28 августа 1984 года начался подземельный кошмар Элизабет Фрицль. Той ночью ее разбудил отец и шепотом позвал за собой в подвал, куда обычно запрещал входить. Он сказал ей, что надо помочь установить стальную дверь – заключительный штрих тюрьмы, которую он выстроил под домом своей семьи в Амштеттене. Это могло показаться странным, но он часто работал внизу, в подвале, по ночам, и, механически подчиняясь, она последовала за ним.

После того как они вдвоем укрепили дверь, Элизабет почувствовала, как отец схватил ее со спины, и, вдохнув эфир, она потеряла сознание. Придя в себя, Элизабет увидела, что прикована наручниками к металлическому столбу. В таком положении она оставалась в течение следующих двух дней. Потом Фрицль посадил ее на собачью цепь в полтора метра длиной, чтобы можно было добраться до импровизированного туалета, но в то же время лишил ее свободы передвижения. Бункер к тому времени уже был переоборудован под темницу: тяжелая металлическая дверь оснащена электронным управлением, а крошечная комнатка – изолирована и звуконепроницаема. Первые несколько недель отец держал напуганного до смерти подростка в кромешной тьме.
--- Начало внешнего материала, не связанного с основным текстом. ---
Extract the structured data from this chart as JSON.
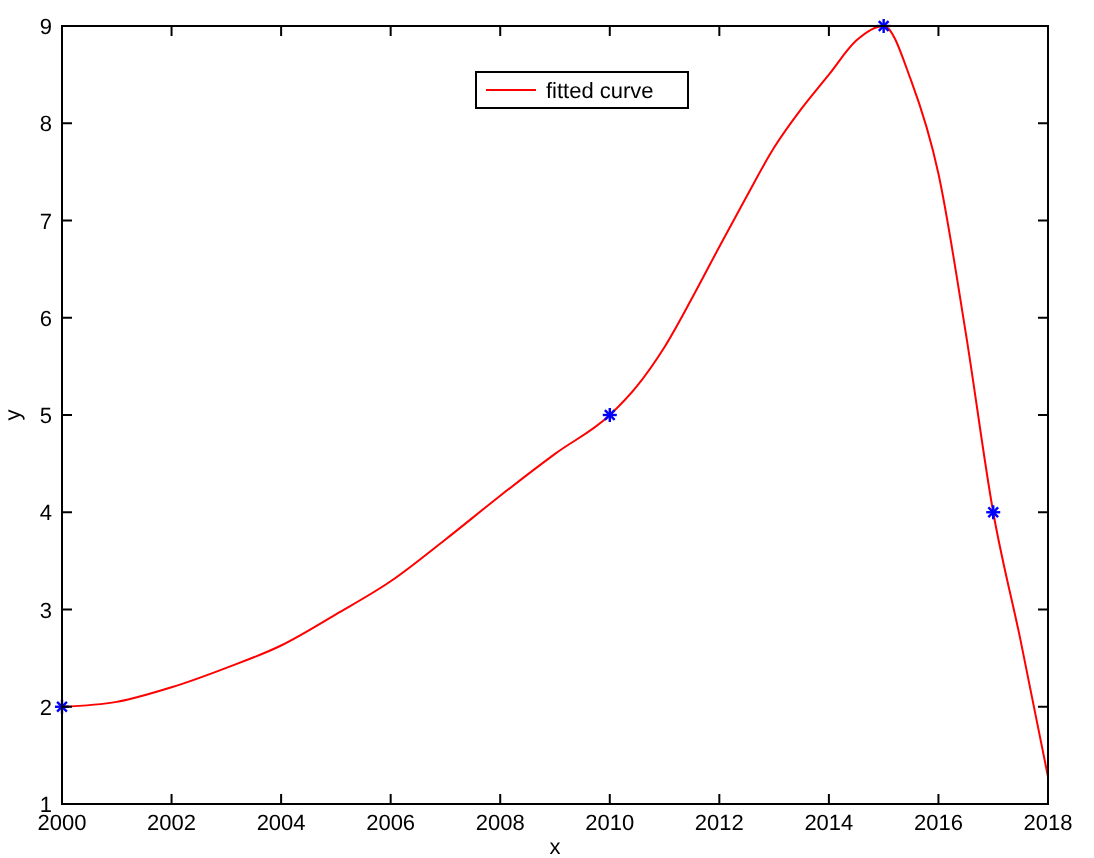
{
  "chart_data": {
    "type": "line",
    "xlabel": "x",
    "ylabel": "y",
    "xlim": [
      2000,
      2018
    ],
    "ylim": [
      1,
      9
    ],
    "xticks": [
      2000,
      2002,
      2004,
      2006,
      2008,
      2010,
      2012,
      2014,
      2016,
      2018
    ],
    "yticks": [
      1,
      2,
      3,
      4,
      5,
      6,
      7,
      8,
      9
    ],
    "grid": false,
    "legend": "top",
    "series": [
      {
        "name": "fitted curve",
        "color": "#ff0000",
        "marker": "none",
        "line_style": "solid",
        "x": [
          2000,
          2001,
          2002,
          2003,
          2004,
          2005,
          2006,
          2007,
          2008,
          2009,
          2010,
          2010.5,
          2011,
          2011.5,
          2012,
          2012.5,
          2013,
          2013.5,
          2014,
          2014.5,
          2015,
          2015.5,
          2016,
          2016.5,
          2017,
          2017.5,
          2018
        ],
        "values": [
          2,
          2.05,
          2.2,
          2.4,
          2.63,
          2.95,
          3.29,
          3.72,
          4.17,
          4.6,
          5,
          5.3,
          5.7,
          6.2,
          6.73,
          7.25,
          7.75,
          8.15,
          8.5,
          8.85,
          9,
          8.44,
          7.48,
          5.84,
          4,
          2.68,
          1.28
        ]
      },
      {
        "type": "scatter",
        "color": "#0000ff",
        "marker": "cross",
        "x": [
          2000,
          2010,
          2015,
          2017
        ],
        "values": [
          2,
          5,
          9,
          4
        ]
      }
    ]
  }
}
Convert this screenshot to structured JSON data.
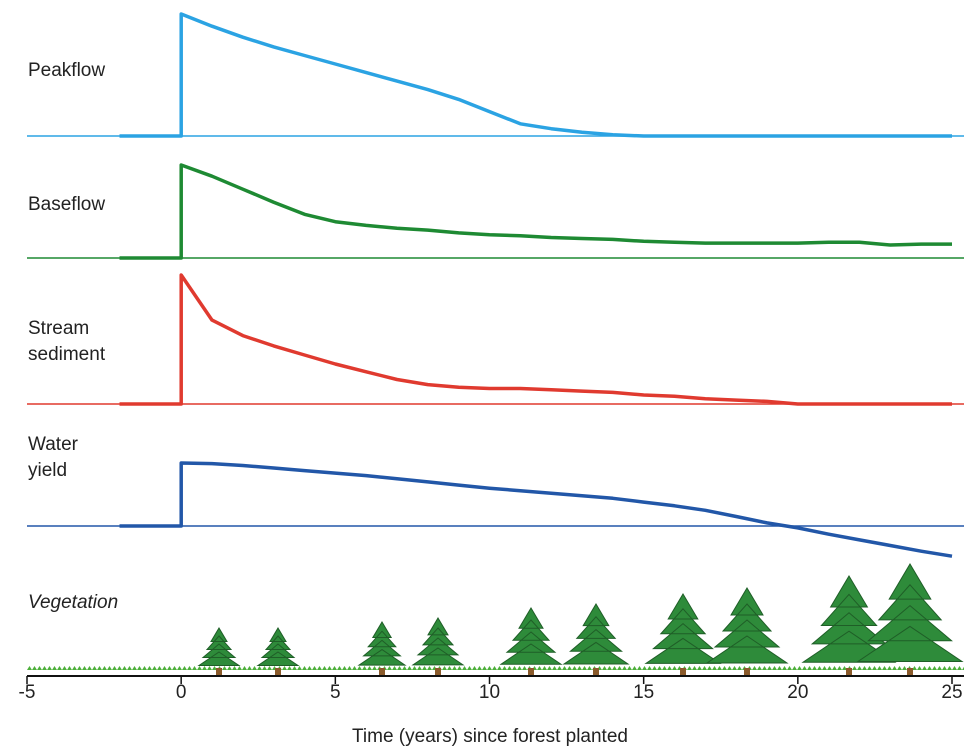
{
  "chart_data": {
    "type": "line",
    "x_label": "Time (years) since forest planted",
    "xlim": [
      -5,
      25.4
    ],
    "xticks": [
      -5,
      0,
      5,
      10,
      15,
      20,
      25
    ],
    "x": [
      -2,
      0,
      0,
      1,
      2,
      3,
      4,
      5,
      6,
      7,
      8,
      9,
      10,
      11,
      12,
      13,
      14,
      15,
      16,
      17,
      18,
      19,
      20,
      21,
      22,
      23,
      24,
      25
    ],
    "series": [
      {
        "name": "Peakflow",
        "color": "#2ba3e3",
        "values": [
          0,
          0,
          100,
          90,
          81,
          73,
          66,
          59,
          52,
          45,
          38,
          30,
          20,
          10,
          6,
          3,
          1,
          0,
          0,
          0,
          0,
          0,
          0,
          0,
          0,
          0,
          0,
          0
        ]
      },
      {
        "name": "Baseflow",
        "color": "#1e8a33",
        "values": [
          0,
          0,
          100,
          88,
          74,
          60,
          47,
          39,
          35,
          32,
          30,
          27,
          25,
          24,
          22,
          21,
          20,
          18,
          17,
          16,
          16,
          16,
          16,
          17,
          17,
          14,
          15,
          15
        ]
      },
      {
        "name": "Stream sediment",
        "color": "#e03a2f",
        "values": [
          0,
          0,
          100,
          65,
          53,
          45,
          38,
          31,
          25,
          19,
          15,
          13,
          12,
          12,
          11,
          10,
          9,
          7,
          6,
          4,
          3,
          2,
          0,
          0,
          0,
          0,
          0,
          0
        ]
      },
      {
        "name": "Water yield",
        "color": "#2257a8",
        "values": [
          0,
          0,
          100,
          99,
          96,
          92,
          88,
          84,
          80,
          75,
          70,
          65,
          60,
          56,
          52,
          48,
          44,
          38,
          32,
          25,
          15,
          5,
          -3,
          -13,
          -22,
          -31,
          -40,
          -48
        ]
      }
    ],
    "vegetation_label": "Vegetation"
  }
}
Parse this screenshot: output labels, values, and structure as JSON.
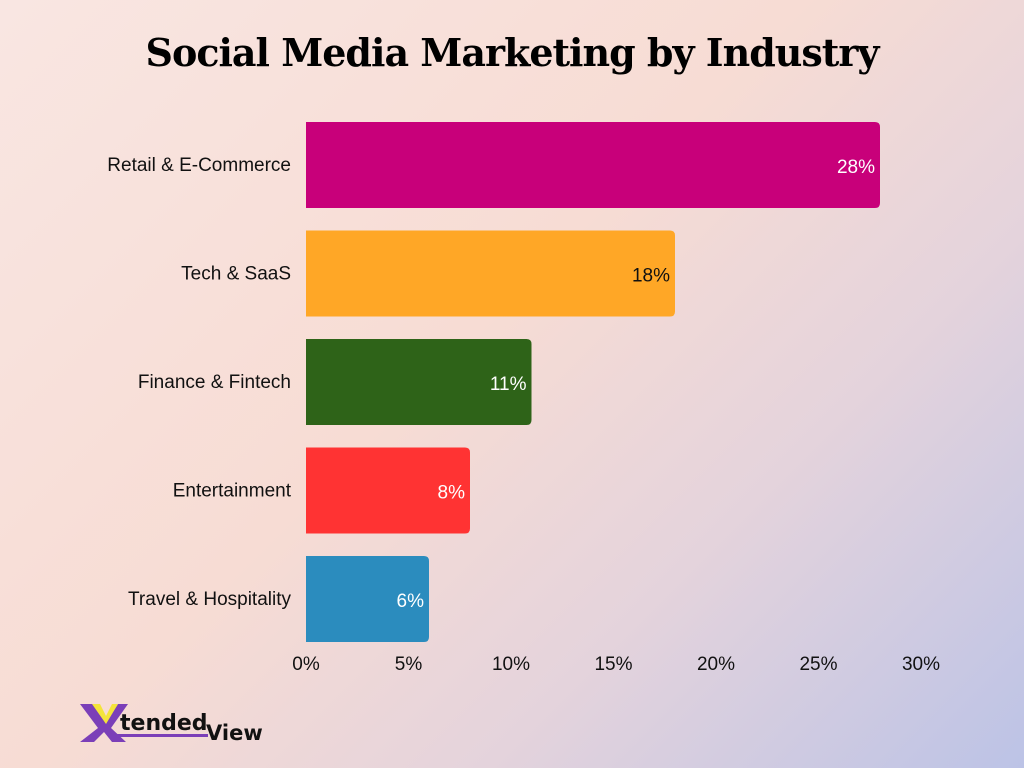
{
  "chart_data": {
    "type": "bar",
    "orientation": "horizontal",
    "title": "Social Media Marketing by Industry",
    "categories": [
      "Retail & E-Commerce",
      "Tech & SaaS",
      "Finance & Fintech",
      "Entertainment",
      "Travel & Hospitality"
    ],
    "values": [
      28,
      18,
      11,
      8,
      6
    ],
    "data_labels": [
      "28%",
      "18%",
      "11%",
      "8%",
      "6%"
    ],
    "colors": [
      "#c8007a",
      "#ffa726",
      "#2e6318",
      "#ff3333",
      "#2b8cbe"
    ],
    "label_colors": [
      "#ffffff",
      "#111111",
      "#ffffff",
      "#ffffff",
      "#ffffff"
    ],
    "xlim": [
      0,
      30
    ],
    "xticks": [
      0,
      5,
      10,
      15,
      20,
      25,
      30
    ],
    "xtick_labels": [
      "0%",
      "5%",
      "10%",
      "15%",
      "20%",
      "25%",
      "30%"
    ],
    "xlabel": "",
    "ylabel": "",
    "grid": false,
    "legend": "none"
  },
  "logo": {
    "text_part1": "Xtended",
    "text_part2": "View"
  }
}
Элизабет пыталась сопротивляться. Она колотила в стены и кричала до тех пор, пока окончательно не сорвала голос, но никто не откликнулся, и в конце концов она опустила руки. Когда она перестала сопротивляться отцу, побои поубавились, но не убавилось желание ее отца спать с ней, и он еще целых девять месяцев не спускал ее с привязи. Отец приходил, только чтобы в очередной раз изнасиловать ее или оставить ей еду, чтобы она не умерла с голоду. Она оказалась перед дилеммой: «Я должна была умереть голодной смертью или быть изнасилованной. Это был жесткий выбор. Хотя по большому счету его у меня не было».

Она не в состоянии была вспомнить, сколько раз отец насиловал ее, пока держал на цепи, или сколько раз он насиловал ее до того, или сколько раз насиловал ее за все годы, проведенные ею в подземелье. В конце концов ей оставалось только выносить это или сопротивляться и умножать свои страдания избиениями. Какой уж тут выбор.

Фрицль отрицал все, что Элизабет говорила про наручники и собачью привязь. «Это было бы излишне, – отчеканил он. – У моей дочери и так не было шансов сбежать».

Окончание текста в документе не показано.